Today was the latest version of the San Andreas Fault tour with Atlas Obscura. This is about the fifth time we’ve done this tour, which is based on Sue Hough’s book, Finding Fault in California: An Earthquake Tourist’s Guide. Back in 2014, Sue took our office on a tour based on her book, and I knew immediately that this tour would be a hit with the Atlas Obscura crowd.
The first stop was the McDonald’s in San Fernando, which has a nice little fault scarp between the drive-through and the parking lot. This is a remnant from the 1971 San Fernando Earthquake. After that, we headed up the 14 Freeway, passing over the famous interchange that fell down in 1971, and then again in 1994, and then on to the Antelope Valley. We stopped at the scenic overlook by Lake Palmdale, and then took a short walk up the hill to see the famous road cut where the freeway cuts through a hill that was pushed up by motion on the fault.
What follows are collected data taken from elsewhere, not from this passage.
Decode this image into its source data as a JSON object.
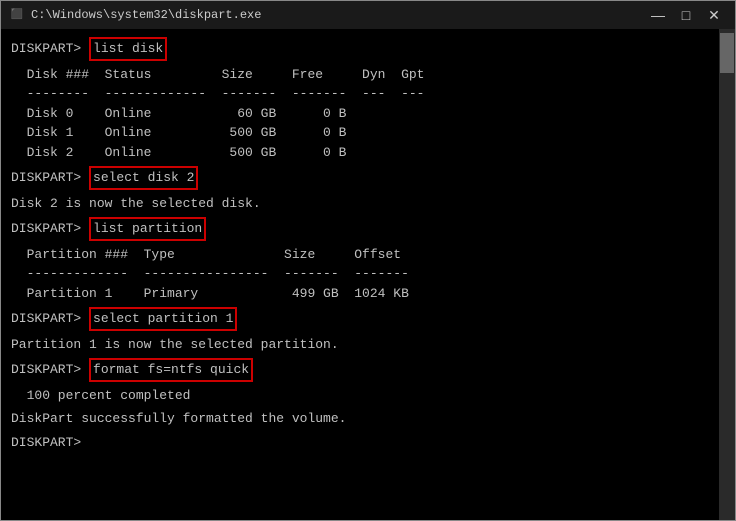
{
  "window": {
    "title": "C:\\Windows\\system32\\diskpart.exe"
  },
  "titlebar": {
    "minimize": "—",
    "maximize": "□",
    "close": "✕"
  },
  "terminal": {
    "lines": [
      {
        "type": "prompt-cmd",
        "prompt": "DISKPART> ",
        "cmd": "list disk"
      },
      {
        "type": "blank"
      },
      {
        "type": "text",
        "content": "  Disk ###  Status         Size     Free     Dyn  Gpt"
      },
      {
        "type": "text",
        "content": "  --------  -------------  -------  -------  ---  ---"
      },
      {
        "type": "text",
        "content": "  Disk 0    Online           60 GB      0 B"
      },
      {
        "type": "text",
        "content": "  Disk 1    Online          500 GB      0 B"
      },
      {
        "type": "text",
        "content": "  Disk 2    Online          500 GB      0 B"
      },
      {
        "type": "blank"
      },
      {
        "type": "prompt-cmd",
        "prompt": "DISKPART> ",
        "cmd": "select disk 2"
      },
      {
        "type": "blank"
      },
      {
        "type": "text",
        "content": "Disk 2 is now the selected disk."
      },
      {
        "type": "blank"
      },
      {
        "type": "prompt-cmd",
        "prompt": "DISKPART> ",
        "cmd": "list partition"
      },
      {
        "type": "blank"
      },
      {
        "type": "text",
        "content": "  Partition ###  Type              Size     Offset"
      },
      {
        "type": "text",
        "content": "  -------------  ----------------  -------  -------"
      },
      {
        "type": "text",
        "content": "  Partition 1    Primary            499 GB  1024 KB"
      },
      {
        "type": "blank"
      },
      {
        "type": "prompt-cmd",
        "prompt": "DISKPART> ",
        "cmd": "select partition 1"
      },
      {
        "type": "blank"
      },
      {
        "type": "text",
        "content": "Partition 1 is now the selected partition."
      },
      {
        "type": "blank"
      },
      {
        "type": "prompt-cmd",
        "prompt": "DISKPART> ",
        "cmd": "format fs=ntfs quick"
      },
      {
        "type": "blank"
      },
      {
        "type": "text",
        "content": "  100 percent completed"
      },
      {
        "type": "blank"
      },
      {
        "type": "text",
        "content": "DiskPart successfully formatted the volume."
      },
      {
        "type": "blank"
      },
      {
        "type": "prompt-only",
        "prompt": "DISKPART> "
      }
    ]
  }
}
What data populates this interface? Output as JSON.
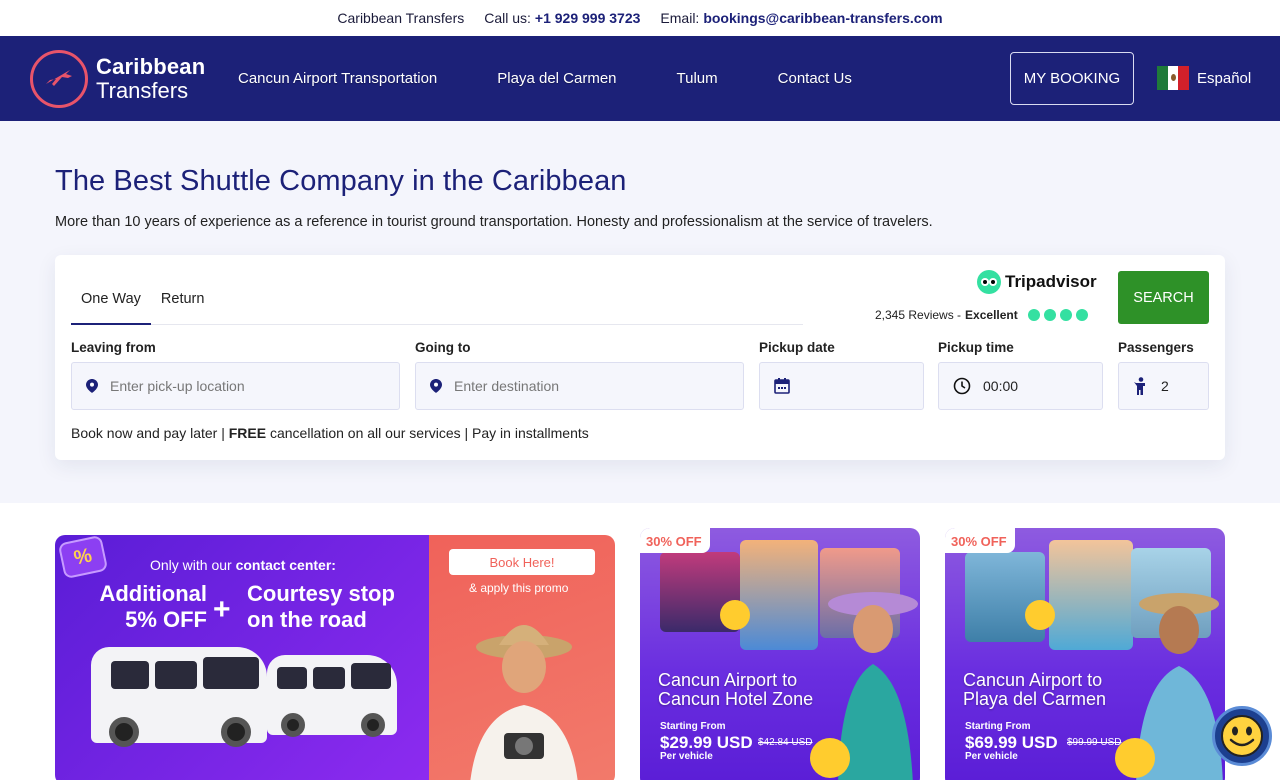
{
  "topbar": {
    "company": "Caribbean Transfers",
    "call_label": "Call us:",
    "phone": "+1 929 999 3723",
    "email_label": "Email:",
    "email": "bookings@caribbean-transfers.com"
  },
  "nav": {
    "logo_line1": "Caribbean",
    "logo_line2": "Transfers",
    "links": [
      "Cancun Airport Transportation",
      "Playa del Carmen",
      "Tulum",
      "Contact Us"
    ],
    "my_booking": "MY BOOKING",
    "language": "Español"
  },
  "hero": {
    "title": "The Best Shuttle Company in the Caribbean",
    "subtitle": "More than 10 years of experience as a reference in tourist ground transportation. Honesty and professionalism at the service of travelers."
  },
  "search": {
    "tabs": [
      "One Way",
      "Return"
    ],
    "active_tab": "One Way",
    "tripadvisor_name": "Tripadvisor",
    "reviews_count": "2,345 Reviews -",
    "reviews_rating": "Excellent",
    "search_button": "SEARCH",
    "leaving_label": "Leaving from",
    "leaving_placeholder": "Enter pick-up location",
    "going_label": "Going to",
    "going_placeholder": "Enter destination",
    "pickup_date_label": "Pickup date",
    "pickup_date_value": "",
    "pickup_time_label": "Pickup time",
    "pickup_time_value": "00:00",
    "passengers_label": "Passengers",
    "passengers_value": "2",
    "note_prefix": "Book now and pay later |",
    "note_free": "FREE",
    "note_suffix": "cancellation on all our services | Pay in installments"
  },
  "promo_main": {
    "badge": "%",
    "contact_prefix": "Only with our",
    "contact_bold": "contact center:",
    "offer_line1": "Additional",
    "offer_line2": "5% OFF",
    "plus": "+",
    "courtesy_line1": "Courtesy stop",
    "courtesy_line2": "on the road",
    "book_here": "Book Here!",
    "apply": "& apply this promo"
  },
  "deals": [
    {
      "discount": "30% OFF",
      "title_line1": "Cancun Airport to",
      "title_line2": "Cancun Hotel Zone",
      "starting_from": "Starting From",
      "price": "$29.99 USD",
      "old_price": "$42.84 USD",
      "per": "Per vehicle"
    },
    {
      "discount": "30% OFF",
      "title_line1": "Cancun Airport to",
      "title_line2": "Playa del Carmen",
      "starting_from": "Starting From",
      "price": "$69.99 USD",
      "old_price": "$99.99 USD",
      "per": "Per vehicle"
    }
  ],
  "colors": {
    "brand_navy": "#1c2178",
    "accent_coral": "#e8546a",
    "search_green": "#2e9128",
    "tripadvisor_green": "#34e0a1",
    "promo_purple": "#5a1dd6"
  },
  "icons": {
    "location": "location-pin-icon",
    "calendar": "calendar-icon",
    "clock": "clock-icon",
    "passenger": "person-icon",
    "chat": "smiley-chat-icon",
    "flag": "mexico-flag-icon"
  }
}
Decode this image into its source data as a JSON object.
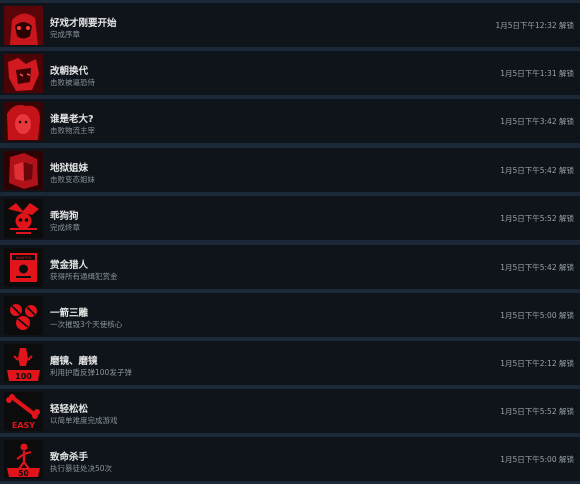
{
  "achievements": [
    {
      "title": "好戏才刚要开始",
      "desc": "完成序章",
      "time": "1月5日下午12:32 解锁",
      "icon": "anime-face-icon"
    },
    {
      "title": "改朝换代",
      "desc": "击败被逼恐侍",
      "time": "1月5日下午1:31 解锁",
      "icon": "warrior-portrait-icon"
    },
    {
      "title": "谁是老大?",
      "desc": "击败物流主宰",
      "time": "1月5日下午3:42 解锁",
      "icon": "red-hair-portrait-icon"
    },
    {
      "title": "地狱姐妹",
      "desc": "击败变态姐妹",
      "time": "1月5日下午5:42 解锁",
      "icon": "sisters-portrait-icon"
    },
    {
      "title": "乖狗狗",
      "desc": "完成终章",
      "time": "1月5日下午5:52 解锁",
      "icon": "jester-skull-icon"
    },
    {
      "title": "赏金猎人",
      "desc": "获得所有通缉犯赏金",
      "time": "1月5日下午5:42 解锁",
      "icon": "wanted-poster-icon"
    },
    {
      "title": "一箭三雕",
      "desc": "一次摧毁3个天使核心",
      "time": "1月5日下午5:00 解锁",
      "icon": "triple-orb-icon"
    },
    {
      "title": "磨镜、磨镜",
      "desc": "利用护盾反弹100发子弹",
      "time": "1月5日下午2:12 解锁",
      "icon": "shield-100-icon"
    },
    {
      "title": "轻轻松松",
      "desc": "以简单难度完成游戏",
      "time": "1月5日下午5:52 解锁",
      "icon": "easy-bone-icon"
    },
    {
      "title": "致命杀手",
      "desc": "执行暴徒处决50次",
      "time": "1月5日下午5:00 解锁",
      "icon": "kill-50-icon"
    }
  ],
  "colors": {
    "accent": "#e0141a",
    "row_bg": "#0f141b",
    "page_bg": "#1b2838"
  }
}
WE stopped for lunch at Charlie Brown Farms in Littlerock, and then we went on to Pearblossom. We stopped for a photo-op at the signs marking where the fault crosses the road. There was a pair of signs there that someone installed decades ago, but those signs were vandalized some time in the last year or so. So Morgan and I had made a new pair of signs, which we took a field trip to go and install back in May. The new signs are still there, and still look nice and clean and new. After that, we went just a short distance down the road to go see the Pallett Creek trench site, which was the birthplace of the relatively new science of paleoseismology.
Heading up into the mountains, we stopped to dig a bit in some fault gouge in a road cut near Big Pines. Then we went through Wrightwood, and on down into Cajon Pass. That was the final stop, at Lost Lake, which is a small sag pond. It’s a pretty unlikely place for a lake, which is the charm of it. After that, we headed back to Pasadena.